New research indicates that a diagnostic strategy using computed tomographic pulmonary angiography (CTPA) may be a safe alternative to conventional lungs scans (known as ventilation-perfusion scans) for excluding the diagnosis of pulmonary embolism (blood clots in the lung vessels), although CTPA may detect more clots, according to a study in the current issue of JAMA: The Journal of the American Medical Association.
Pulmonary embolism is a common and serious medical condition leading to the hospitalization or death of more than 250,000 people in the U.S. each year, and is estimated to result in 5 percent to 10 percent of all deaths in U.S. hospitals. Pulmonary embolism remains one of the most difficult conditions for clinicians to diagnose accurately, with timely, accurate tests essential to start appropriate therapy, while avoiding the risks of therapy to patients diagnosed as not having a pulmonary embolism, according to background information in the article.

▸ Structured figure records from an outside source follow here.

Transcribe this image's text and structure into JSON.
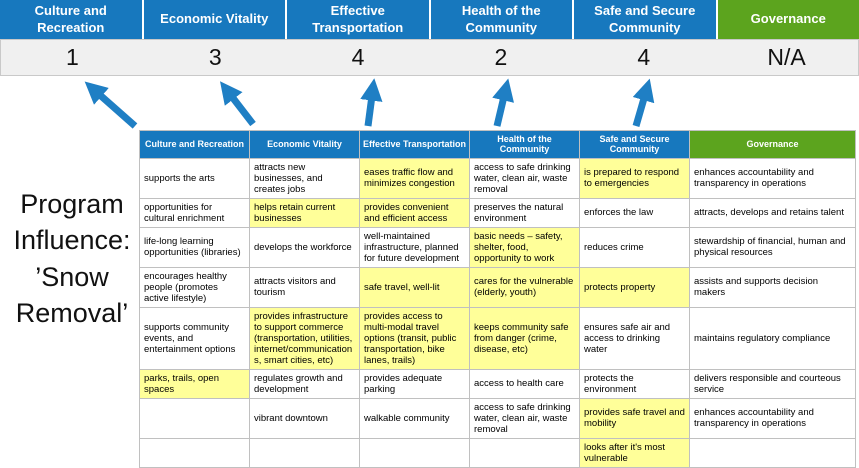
{
  "page": {
    "title": "Program Influence: ’Snow Removal’"
  },
  "colors": {
    "blue": "#1778BE",
    "green": "#5CA41E",
    "highlight": "#FFFF99",
    "arrow": "#1F7FC4",
    "score_bg": "#F0F0F0"
  },
  "scoreboard": {
    "columns": [
      {
        "label": "Culture and Recreation",
        "score": "1",
        "theme": "blue"
      },
      {
        "label": "Economic Vitality",
        "score": "3",
        "theme": "blue"
      },
      {
        "label": "Effective Transportation",
        "score": "4",
        "theme": "blue"
      },
      {
        "label": "Health of the Community",
        "score": "2",
        "theme": "blue"
      },
      {
        "label": "Safe and Secure Community",
        "score": "4",
        "theme": "blue"
      },
      {
        "label": "Governance",
        "score": "N/A",
        "theme": "green"
      }
    ]
  },
  "matrix": {
    "headers": [
      {
        "label": "Culture and Recreation",
        "theme": "blue"
      },
      {
        "label": "Economic Vitality",
        "theme": "blue"
      },
      {
        "label": "Effective Transportation",
        "theme": "blue"
      },
      {
        "label": "Health of the Community",
        "theme": "blue"
      },
      {
        "label": "Safe and Secure Community",
        "theme": "blue"
      },
      {
        "label": "Governance",
        "theme": "green"
      }
    ],
    "rows": [
      [
        {
          "text": "supports the arts",
          "highlight": false
        },
        {
          "text": "attracts new businesses, and creates jobs",
          "highlight": false
        },
        {
          "text": "eases traffic flow and minimizes congestion",
          "highlight": true
        },
        {
          "text": "access to safe drinking water, clean air, waste removal",
          "highlight": false
        },
        {
          "text": "is prepared to respond to emergencies",
          "highlight": true
        },
        {
          "text": "enhances accountability and transparency in operations",
          "highlight": false
        }
      ],
      [
        {
          "text": "opportunities for cultural enrichment",
          "highlight": false
        },
        {
          "text": "helps retain current businesses",
          "highlight": true
        },
        {
          "text": "provides convenient and efficient access",
          "highlight": true
        },
        {
          "text": "preserves the natural environment",
          "highlight": false
        },
        {
          "text": "enforces the law",
          "highlight": false
        },
        {
          "text": "attracts, develops and retains talent",
          "highlight": false
        }
      ],
      [
        {
          "text": "life-long learning opportunities (libraries)",
          "highlight": false
        },
        {
          "text": "develops the workforce",
          "highlight": false
        },
        {
          "text": "well-maintained infrastructure, planned for future development",
          "highlight": false
        },
        {
          "text": "basic needs – safety, shelter, food, opportunity to work",
          "highlight": true
        },
        {
          "text": "reduces crime",
          "highlight": false
        },
        {
          "text": "stewardship of financial, human and physical resources",
          "highlight": false
        }
      ],
      [
        {
          "text": "encourages healthy people (promotes active lifestyle)",
          "highlight": false
        },
        {
          "text": "attracts visitors and tourism",
          "highlight": false
        },
        {
          "text": "safe travel, well-lit",
          "highlight": true
        },
        {
          "text": "cares for the vulnerable (elderly, youth)",
          "highlight": true
        },
        {
          "text": "protects property",
          "highlight": true
        },
        {
          "text": "assists and supports decision makers",
          "highlight": false
        }
      ],
      [
        {
          "text": "supports community events, and entertainment options",
          "highlight": false
        },
        {
          "text": "provides infrastructure to support commerce (transportation, utilities, internet/communications, smart cities, etc)",
          "highlight": true
        },
        {
          "text": "provides access to multi-modal travel options (transit, public transportation, bike lanes, trails)",
          "highlight": true
        },
        {
          "text": "keeps community safe from danger (crime, disease, etc)",
          "highlight": true
        },
        {
          "text": "ensures safe air and access to drinking water",
          "highlight": false
        },
        {
          "text": "maintains regulatory compliance",
          "highlight": false
        }
      ],
      [
        {
          "text": "parks, trails, open spaces",
          "highlight": true
        },
        {
          "text": "regulates growth and development",
          "highlight": false
        },
        {
          "text": "provides adequate parking",
          "highlight": false
        },
        {
          "text": "access to health care",
          "highlight": false
        },
        {
          "text": "protects the environment",
          "highlight": false
        },
        {
          "text": "delivers responsible and courteous service",
          "highlight": false
        }
      ],
      [
        {
          "text": "",
          "highlight": false
        },
        {
          "text": "vibrant downtown",
          "highlight": false
        },
        {
          "text": "walkable community",
          "highlight": false
        },
        {
          "text": "access to safe drinking water, clean air, waste removal",
          "highlight": false
        },
        {
          "text": "provides safe travel and mobility",
          "highlight": true
        },
        {
          "text": "enhances accountability and transparency in operations",
          "highlight": false
        }
      ],
      [
        {
          "text": "",
          "highlight": false
        },
        {
          "text": "",
          "highlight": false
        },
        {
          "text": "",
          "highlight": false
        },
        {
          "text": "",
          "highlight": false
        },
        {
          "text": "looks after it's most vulnerable",
          "highlight": true
        },
        {
          "text": "",
          "highlight": false
        }
      ]
    ]
  }
}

For 30 years, ventilation-perfusion (V/Q) lung scanning had been the non-invasive imaging procedure of choice in patients with suspected pulmonary embolism. In the last decade, CTPA was introduced as an alternative non-invasive test and has been adopted rapidly, despite some concerns about the sensitivity (the proportion of affected individuals who have a positive test result for a condition the test is intended to reveal) of this method.

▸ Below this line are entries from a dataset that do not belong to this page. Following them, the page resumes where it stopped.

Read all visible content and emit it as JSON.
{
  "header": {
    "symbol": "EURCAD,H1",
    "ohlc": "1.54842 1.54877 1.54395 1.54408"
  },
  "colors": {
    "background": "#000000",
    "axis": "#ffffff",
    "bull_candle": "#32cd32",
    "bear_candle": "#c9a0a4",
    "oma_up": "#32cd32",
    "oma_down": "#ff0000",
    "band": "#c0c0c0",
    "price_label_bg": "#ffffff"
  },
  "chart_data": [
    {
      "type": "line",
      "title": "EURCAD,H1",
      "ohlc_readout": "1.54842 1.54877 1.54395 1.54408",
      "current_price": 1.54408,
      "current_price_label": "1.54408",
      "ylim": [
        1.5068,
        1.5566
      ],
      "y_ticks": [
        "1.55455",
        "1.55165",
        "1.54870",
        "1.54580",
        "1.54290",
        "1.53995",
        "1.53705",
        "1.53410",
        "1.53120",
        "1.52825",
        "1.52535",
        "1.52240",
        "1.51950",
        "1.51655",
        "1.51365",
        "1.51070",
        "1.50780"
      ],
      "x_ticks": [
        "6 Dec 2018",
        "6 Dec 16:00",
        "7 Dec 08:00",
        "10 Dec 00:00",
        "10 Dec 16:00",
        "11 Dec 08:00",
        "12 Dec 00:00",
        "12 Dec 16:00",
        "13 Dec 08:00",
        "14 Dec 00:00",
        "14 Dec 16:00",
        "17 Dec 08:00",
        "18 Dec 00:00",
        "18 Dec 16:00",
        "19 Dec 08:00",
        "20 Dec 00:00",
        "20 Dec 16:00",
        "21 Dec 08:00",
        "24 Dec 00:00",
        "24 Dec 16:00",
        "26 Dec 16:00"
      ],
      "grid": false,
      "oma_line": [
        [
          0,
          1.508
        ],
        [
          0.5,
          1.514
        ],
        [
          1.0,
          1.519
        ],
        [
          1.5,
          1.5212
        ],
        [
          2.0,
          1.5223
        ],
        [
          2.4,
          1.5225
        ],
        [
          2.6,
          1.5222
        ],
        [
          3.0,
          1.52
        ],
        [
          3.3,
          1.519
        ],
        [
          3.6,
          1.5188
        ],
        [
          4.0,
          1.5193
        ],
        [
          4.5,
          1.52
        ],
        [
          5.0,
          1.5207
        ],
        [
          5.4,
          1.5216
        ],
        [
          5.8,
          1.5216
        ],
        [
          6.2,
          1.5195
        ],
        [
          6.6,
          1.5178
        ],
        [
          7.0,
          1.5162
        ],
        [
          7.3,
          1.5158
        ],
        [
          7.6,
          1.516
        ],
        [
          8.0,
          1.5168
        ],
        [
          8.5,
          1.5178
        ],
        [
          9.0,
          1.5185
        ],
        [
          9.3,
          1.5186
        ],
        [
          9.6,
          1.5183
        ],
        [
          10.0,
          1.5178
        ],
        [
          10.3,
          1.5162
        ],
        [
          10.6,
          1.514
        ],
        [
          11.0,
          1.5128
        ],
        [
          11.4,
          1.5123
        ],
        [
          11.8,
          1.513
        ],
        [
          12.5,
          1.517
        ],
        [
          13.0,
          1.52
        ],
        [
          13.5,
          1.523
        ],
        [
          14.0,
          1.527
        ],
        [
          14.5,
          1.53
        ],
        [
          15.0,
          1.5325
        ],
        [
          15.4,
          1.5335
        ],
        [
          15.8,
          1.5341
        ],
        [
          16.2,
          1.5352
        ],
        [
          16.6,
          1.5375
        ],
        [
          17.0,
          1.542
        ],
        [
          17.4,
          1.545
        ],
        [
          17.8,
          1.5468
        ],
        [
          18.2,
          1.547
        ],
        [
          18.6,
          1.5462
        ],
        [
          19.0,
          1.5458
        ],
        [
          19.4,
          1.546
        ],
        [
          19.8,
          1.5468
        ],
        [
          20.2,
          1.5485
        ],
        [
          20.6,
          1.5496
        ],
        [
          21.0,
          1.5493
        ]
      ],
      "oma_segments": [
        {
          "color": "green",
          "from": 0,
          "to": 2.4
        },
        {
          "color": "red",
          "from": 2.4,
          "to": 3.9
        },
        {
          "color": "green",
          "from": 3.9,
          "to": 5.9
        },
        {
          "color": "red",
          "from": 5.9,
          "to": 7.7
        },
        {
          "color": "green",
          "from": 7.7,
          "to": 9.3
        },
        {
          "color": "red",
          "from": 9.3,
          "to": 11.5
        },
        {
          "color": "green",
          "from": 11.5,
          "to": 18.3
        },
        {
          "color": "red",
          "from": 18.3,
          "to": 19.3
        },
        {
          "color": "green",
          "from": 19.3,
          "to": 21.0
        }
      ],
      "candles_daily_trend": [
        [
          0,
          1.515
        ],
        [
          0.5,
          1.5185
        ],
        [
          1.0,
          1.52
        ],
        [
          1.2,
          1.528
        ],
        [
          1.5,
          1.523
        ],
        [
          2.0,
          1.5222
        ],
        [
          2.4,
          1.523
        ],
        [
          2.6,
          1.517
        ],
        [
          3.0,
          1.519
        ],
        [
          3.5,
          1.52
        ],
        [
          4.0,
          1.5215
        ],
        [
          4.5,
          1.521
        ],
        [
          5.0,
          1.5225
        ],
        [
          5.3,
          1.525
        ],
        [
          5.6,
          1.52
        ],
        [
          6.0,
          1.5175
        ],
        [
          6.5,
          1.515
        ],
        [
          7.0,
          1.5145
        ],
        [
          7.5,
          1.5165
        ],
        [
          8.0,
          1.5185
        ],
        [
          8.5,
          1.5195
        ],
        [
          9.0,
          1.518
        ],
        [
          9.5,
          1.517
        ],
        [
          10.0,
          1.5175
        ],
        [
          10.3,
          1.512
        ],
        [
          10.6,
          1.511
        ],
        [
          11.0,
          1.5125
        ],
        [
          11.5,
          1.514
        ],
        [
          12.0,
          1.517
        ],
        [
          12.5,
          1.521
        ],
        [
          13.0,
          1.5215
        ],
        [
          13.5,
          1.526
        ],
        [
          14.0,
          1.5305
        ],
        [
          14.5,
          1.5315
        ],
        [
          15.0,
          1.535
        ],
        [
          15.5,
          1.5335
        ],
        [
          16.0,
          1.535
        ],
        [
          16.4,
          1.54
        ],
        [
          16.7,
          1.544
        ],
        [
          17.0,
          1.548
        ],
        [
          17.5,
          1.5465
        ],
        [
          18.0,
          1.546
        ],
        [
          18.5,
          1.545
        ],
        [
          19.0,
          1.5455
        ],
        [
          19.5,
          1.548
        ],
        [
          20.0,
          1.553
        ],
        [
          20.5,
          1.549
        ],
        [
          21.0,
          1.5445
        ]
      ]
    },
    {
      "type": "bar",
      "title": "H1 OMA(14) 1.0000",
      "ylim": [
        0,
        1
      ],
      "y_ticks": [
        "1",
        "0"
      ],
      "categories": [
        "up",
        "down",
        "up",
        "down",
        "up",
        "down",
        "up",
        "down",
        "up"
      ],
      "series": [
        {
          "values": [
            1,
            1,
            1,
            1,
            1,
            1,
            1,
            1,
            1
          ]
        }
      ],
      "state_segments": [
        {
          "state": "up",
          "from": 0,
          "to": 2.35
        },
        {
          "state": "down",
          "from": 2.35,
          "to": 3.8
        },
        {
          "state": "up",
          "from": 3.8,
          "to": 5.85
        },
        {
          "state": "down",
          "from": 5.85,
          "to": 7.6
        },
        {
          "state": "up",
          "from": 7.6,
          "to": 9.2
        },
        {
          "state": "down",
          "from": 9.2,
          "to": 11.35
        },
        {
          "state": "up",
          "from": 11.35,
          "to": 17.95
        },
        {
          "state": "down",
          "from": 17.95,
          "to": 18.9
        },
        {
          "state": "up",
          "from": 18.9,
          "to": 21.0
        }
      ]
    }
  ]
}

David R. Anderson, M.D., of Dalhousie University, Halifax, Nova Scotia, Canada, and colleagues conducted a comparison of CTPA with V/Q scanning to determine if CTPA is a safe, reliable alternative to V/Q scanning, and does not miss the detection of clinically important pulmonary blockages. The trial was conducted at four Canadian and one U.S. tertiary care centers between May 2001 and April 2005 and included 1,417 patients considered likely to have acute pulmonary embolism. Patients were randomized to undergo either V/Q scanning (n = 716) or CTPA (n = 701). Patients in whom this testing did not indicate pulmonary embolism did not receive anti-thrombotic therapy and were followed-up for three months.